As more research into the use of hydrogen is carried out, however, major doubts have crept in concerning its environmental credentials. The principle issues of contention are fivefold:

- Hydrogen is 'an energy carrier not an energy source' (EurActiv, 2006). This means that it has to be produced from other sources (coal, nuclear etc), so it is only as clean as these source fuels. It can be made from renewable energy sources, such as wind power, but there is concern that if there is a global switch to the use of hydrogen, there will be insufficient supplies of renewables, whose price will increase as a result, encouraging the use of non-renewables again. Even if renewables can be used, in a major study of the benefits of hydrogen fuel for the DfT, Eyre, Fergusson and Mills (2002: 6) concluded: 'until there is a surplus of renewable electricity it is not beneficial in terms of carbon reduction to use renewable electricity to produce hydrogen — for use in vehicles or elsewhere.' They suggest that it is more efficient to use renewables for purposes other than hydrogen formation.

- The pollutant emissions from hydrogen have also been challenged. A report to the DfT (2002: 4) by AEA Technology suggested that 'direct emissions of hydrogen to the atmosphere from human activity may alter the natural chemistry of the atmosphere and exacerbate problems relating to the impacts of photochemical pollution (ozone) and climate change.' Hydrogen is an indirect greenhouse gas with a potential global warming effect, because emissions of hydrogen lead to increased burdens of methane and ozone (Collins, Derwent and Johnson, 2002). It appears that the precise impact of hydrogen on the environment is not yet clear.

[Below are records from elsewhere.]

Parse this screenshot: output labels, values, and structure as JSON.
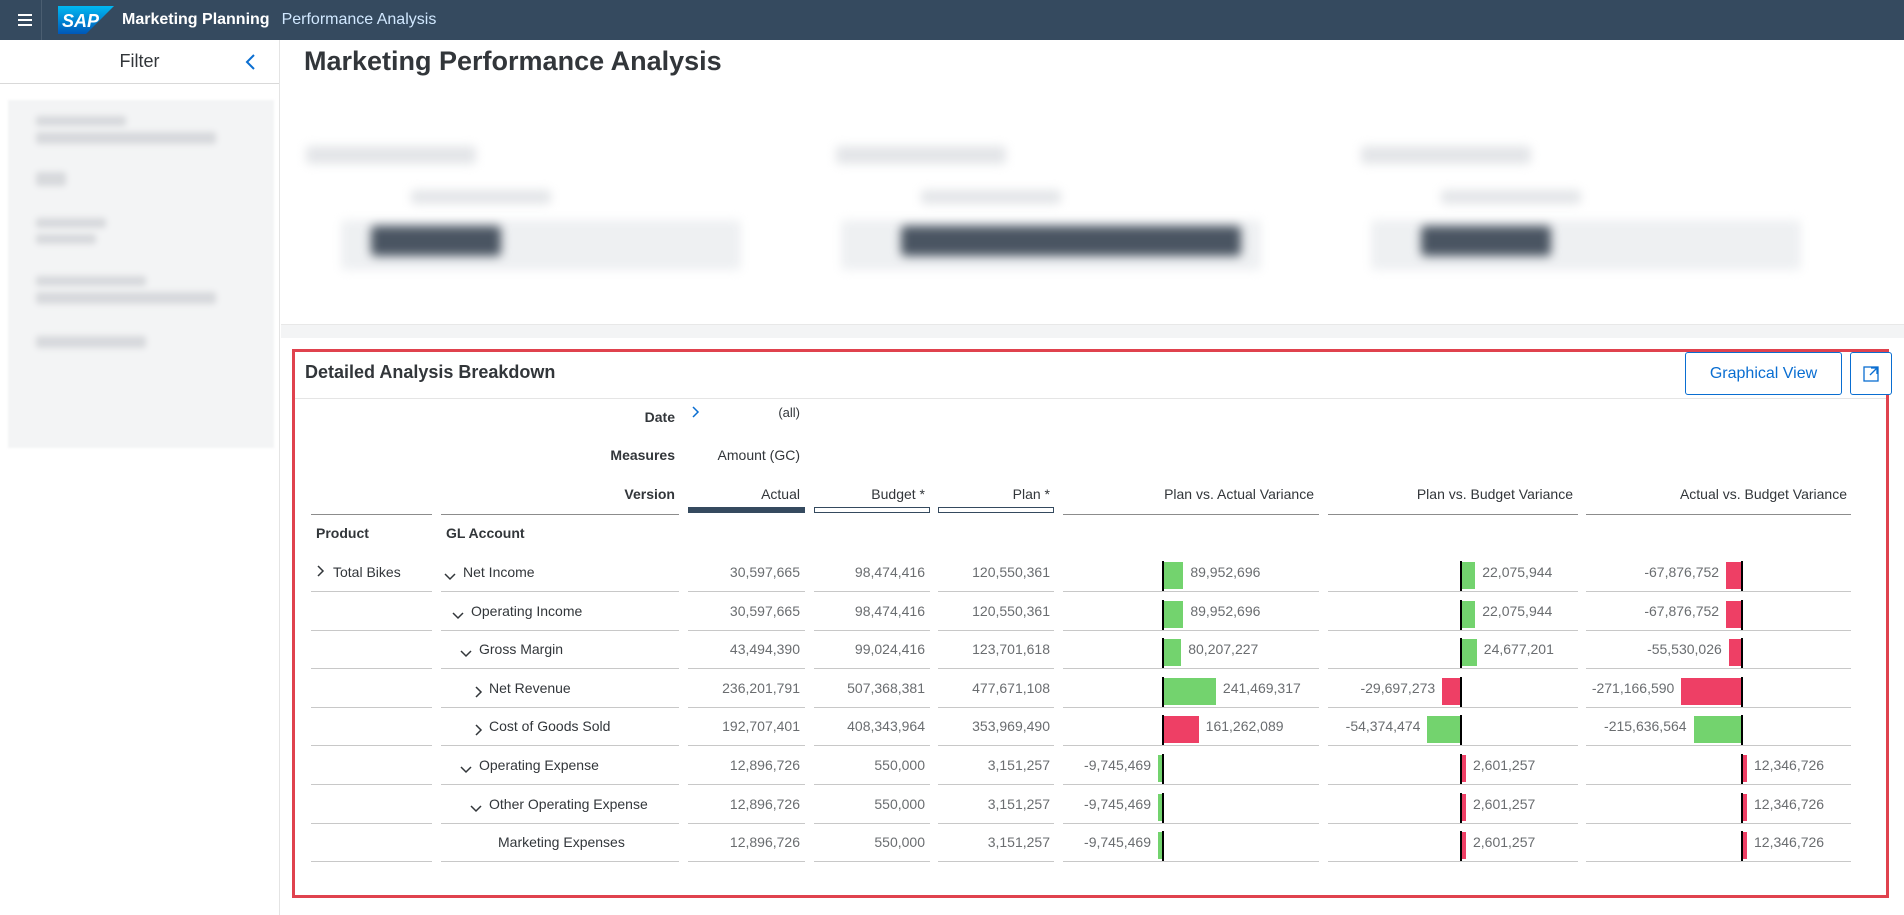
{
  "shell": {
    "logo_text": "SAP",
    "app_title": "Marketing Planning",
    "app_subtitle": "Performance Analysis"
  },
  "filter": {
    "title": "Filter"
  },
  "page": {
    "title": "Marketing Performance Analysis"
  },
  "panel": {
    "title": "Detailed Analysis Breakdown",
    "graphical_view_label": "Graphical View"
  },
  "table": {
    "date_label": "Date",
    "date_value": "(all)",
    "measures_label": "Measures",
    "measures_value": "Amount (GC)",
    "version_label": "Version",
    "product_header": "Product",
    "gl_header": "GL Account",
    "columns": [
      "Actual",
      "Budget *",
      "Plan *",
      "Plan vs. Actual Variance",
      "Plan vs. Budget Variance",
      "Actual vs. Budget Variance"
    ],
    "product_value": "Total Bikes",
    "rows": [
      {
        "account": "Net Income",
        "actual": "30,597,665",
        "budget": "98,474,416",
        "plan": "120,550,361",
        "pva": "89,952,696",
        "pvb": "22,075,944",
        "avb": "-67,876,752"
      },
      {
        "account": "Operating Income",
        "actual": "30,597,665",
        "budget": "98,474,416",
        "plan": "120,550,361",
        "pva": "89,952,696",
        "pvb": "22,075,944",
        "avb": "-67,876,752"
      },
      {
        "account": "Gross Margin",
        "actual": "43,494,390",
        "budget": "99,024,416",
        "plan": "123,701,618",
        "pva": "80,207,227",
        "pvb": "24,677,201",
        "avb": "-55,530,026"
      },
      {
        "account": "Net Revenue",
        "actual": "236,201,791",
        "budget": "507,368,381",
        "plan": "477,671,108",
        "pva": "241,469,317",
        "pvb": "-29,697,273",
        "avb": "-271,166,590"
      },
      {
        "account": "Cost of Goods Sold",
        "actual": "192,707,401",
        "budget": "408,343,964",
        "plan": "353,969,490",
        "pva": "161,262,089",
        "pvb": "-54,374,474",
        "avb": "-215,636,564"
      },
      {
        "account": "Operating Expense",
        "actual": "12,896,726",
        "budget": "550,000",
        "plan": "3,151,257",
        "pva": "-9,745,469",
        "pvb": "2,601,257",
        "avb": "12,346,726"
      },
      {
        "account": "Other Operating Expense",
        "actual": "12,896,726",
        "budget": "550,000",
        "plan": "3,151,257",
        "pva": "-9,745,469",
        "pvb": "2,601,257",
        "avb": "12,346,726"
      },
      {
        "account": "Marketing Expenses",
        "actual": "12,896,726",
        "budget": "550,000",
        "plan": "3,151,257",
        "pva": "-9,745,469",
        "pvb": "2,601,257",
        "avb": "12,346,726"
      }
    ]
  },
  "colors": {
    "shell": "#354a5f",
    "accent": "#0a6ed1",
    "positive": "#73d36e",
    "negative": "#ee3f65",
    "highlight": "#e0424e"
  }
}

- In order to be able to produce hydrogen fuel cells, a small amount of platinum is required (to act as a catalyst). There are substantial negative environmental effects associated with the mining and refining of platinum, including atmospheric emissions of SO2, ammonia, chlorine and hydrogen chloride (estimated to be around 180 kg of carbon per ounce), but also long-term groundwater and disposal problems (DfT, 2002). If recycled platinum can be used, this reduces the environmental footprint significantly.

- A whole new refuelling infrastructure needs to be developed. Hydrogen filling stations need to be set up globally, requiring a considerable investment and a great deal of environmental pollution. For vehicles, hydrogen would be purchased in liquid form and the oxygen would be obtained from the air. However, because of its low energy-to-volume ratio, hydrogen is difficult to carry in vehicles as well as to store and distribute (NREL, 2003).

- At present the fuel cells do not allow long-distance travel (ie their range is limited).

In conclusion, hydrogen does not appear to be the 'dream ticket' it was expected to be. Until there is a surplus of renewables from which it can be produced, and until the platinum problem is dealt with, it seems that hydrogen merely transfers the environmental effects from the tailpipe to the electricity generation. In the future, it may be possible to produce hydrogen by 'splitting' water (ie by electrolysis). If this can be done using sunlight, either through photoelectrochemical or photobiological processes, the lifecycle impact of hydrogen production is virtually nothing (NREL, 2003). At present, this technology is not well understood (or some would say that the big oil producers are not in favour of it, so less investment is being made in it). It seems likely that the majority of hydrogen energy will continue to be produced from non-renewables in the foreseeable future.